Rapporter le discours d’autrui a aussi le but de résoudre ses problèmes. Quand la mère réfléchit sur les raisons justifiant les agissements de ses enfants, il rapporte le discours de sa voisine Meriem pour lui aider à trouver une solution :

Meriem, ma voisine et amie, me dit que c’est la faute de l’époque, que le XXI siècle ne se prête pas aux relations durables. Mais elle, son mari, Hadj Youssef, est toujours près d’elle, ses trois filles s’habillent en femme, ne fument pas comme les miennes, ne regardent pas tout le monde de haut, et son fils a une jolie copine qu’il épousera sûrement et à qui il fera de beaux enfants. Meriem a beau dire, ce n’est pas l’époque qui pose problème, ce sont mes satanés enfants que je n’ai pas su élever. (p. 93-94)

En rapportant le discours de Meriem, la mère s’oppose à ce qu’elle révèle, parce qu’elle pense que la famille de Meriem n’est pas comme elle, elle est un peu envieuse de ce qu’elle a vu à propos de cette famille, mais en réalité selon d’autres monologues, on apprend que la famille de Meriem n’est pas ce que la mère pense : Hadj Youssef est occupé par la recherche de sa beauté, les trois filles sont des commères, le fils Chakib est en froid avec sa copine. Mais la mère ne voit que la surface, donc sa voix est en opposition avec la voix de Meriem dans le discours qu’elle rapporte : « Meriem, ma voisine et amie, me dit que c’est la faute de l’époque, que le XXI siècle ne se prête pas aux relations durables. » Cela s’interprète dans une certaine mesure comme l’envers des autres, l’écart des points de vue entraîne le microdialogue entre eux : les différents mots dans différents contextes produiront des sens différents. Mais au fond, à travers ce microdialogue, il nous semble que la mère ne veut pas avouer sa faute : elle a tendance de fuir à la réalité.

Ensuite, dans la deuxième intervention d’Adel, lorsqu’il évoque les insultes de deux jeunes ados qui dessinent sur une affiche en cherchant la paix dans les choses que l’on rejette, on s’aperçoit aussi qu’il rapporte le discours d’un vieil homme au moyen du discours indirect :

Je rase les murs. Les publicités collées un peu partout donnent un air faux à la ville. Deux ados dessinent avec un marqueur noir des insultes sur le poster d’un vieil homme qui aboie que la paix est là, dans quelque recoin de la ville, dans les égouts, dans le vapeurs du soir, dans les barbes trop longues et les jupes trop courtes. (p. 76)

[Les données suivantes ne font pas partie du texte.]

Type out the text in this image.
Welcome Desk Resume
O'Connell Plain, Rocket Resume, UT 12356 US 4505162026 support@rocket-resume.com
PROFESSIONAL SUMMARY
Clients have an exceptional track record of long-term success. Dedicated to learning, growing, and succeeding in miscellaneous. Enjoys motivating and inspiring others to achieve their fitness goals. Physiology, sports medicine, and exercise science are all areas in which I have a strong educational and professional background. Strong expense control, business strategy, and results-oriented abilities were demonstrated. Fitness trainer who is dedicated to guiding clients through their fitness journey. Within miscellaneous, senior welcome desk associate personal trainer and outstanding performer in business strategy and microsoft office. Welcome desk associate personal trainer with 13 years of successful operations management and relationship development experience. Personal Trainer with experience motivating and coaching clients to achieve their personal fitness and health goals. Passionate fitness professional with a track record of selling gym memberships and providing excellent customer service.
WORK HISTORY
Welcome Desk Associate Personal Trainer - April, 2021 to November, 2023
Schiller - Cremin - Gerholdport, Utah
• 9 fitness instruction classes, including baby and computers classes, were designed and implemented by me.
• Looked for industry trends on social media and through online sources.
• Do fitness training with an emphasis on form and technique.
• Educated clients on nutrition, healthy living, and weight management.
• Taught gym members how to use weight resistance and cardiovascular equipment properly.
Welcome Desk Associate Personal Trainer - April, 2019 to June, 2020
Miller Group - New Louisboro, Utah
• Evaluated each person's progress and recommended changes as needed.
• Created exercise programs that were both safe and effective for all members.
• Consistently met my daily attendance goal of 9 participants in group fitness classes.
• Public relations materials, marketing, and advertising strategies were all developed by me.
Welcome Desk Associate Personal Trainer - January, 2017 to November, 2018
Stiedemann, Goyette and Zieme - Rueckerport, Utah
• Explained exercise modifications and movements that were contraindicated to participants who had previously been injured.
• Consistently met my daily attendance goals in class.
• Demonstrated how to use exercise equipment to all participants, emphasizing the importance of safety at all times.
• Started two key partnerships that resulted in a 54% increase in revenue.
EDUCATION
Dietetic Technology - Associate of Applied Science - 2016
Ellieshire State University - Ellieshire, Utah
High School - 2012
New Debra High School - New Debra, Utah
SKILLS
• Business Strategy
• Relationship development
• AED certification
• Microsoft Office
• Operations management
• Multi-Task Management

Dans ce discours indirect, il utilise le mot « aboyer » comme le verbe introducteur de parole, dans une certaine mesure, ce mot montre aussi ses ressentiments sur ce poster. La paix que ce vieil homme aboie est en opposition avec les coups qu’il subit, les discours

opposés dans un énoncé met en évidence l’ignorance de vieil homme sur la situation de la société et le découragement d’Adel envers le pays.

Quant au discours que rapportent Mouna à partir de Yasmine, il est mis en parallèle avec le discours du rapporteur : les deux voix juxtaposées dans un énoncé ne sont pas en opposition, mais plutôt se complètent. Le personnage a pour but d’introduire un point de vue qu’elle veux pour compléter ce qu’elle a dit.

Mouna emprunte le discours de Yasmine pour avoir une explication supplémentaire sur les chauffeurs furieux :

Des automobilistes klaxonnent fiévreusement, s’interpellant méchamment, stressés par la nuit qui vient de mourir. Il foncent vers leur travail, ahuris par l’immense soleil. Tata Yasmine dit toujours que les gens sont comme ça parce qu’ils oublient que la nuit va revenir, qu’ils ont peur d’être obligés de passer leur vie dans la lumière du jour. (p. 61)

Mais on peut sentir que Mouna a uniquement compris la surface de ce que Yasmine veux dire. Dans ce cas, les deux voix superposées semblent divergentes au niveau du sens, ce qui met en relief la simplicité enfantine de Mouna.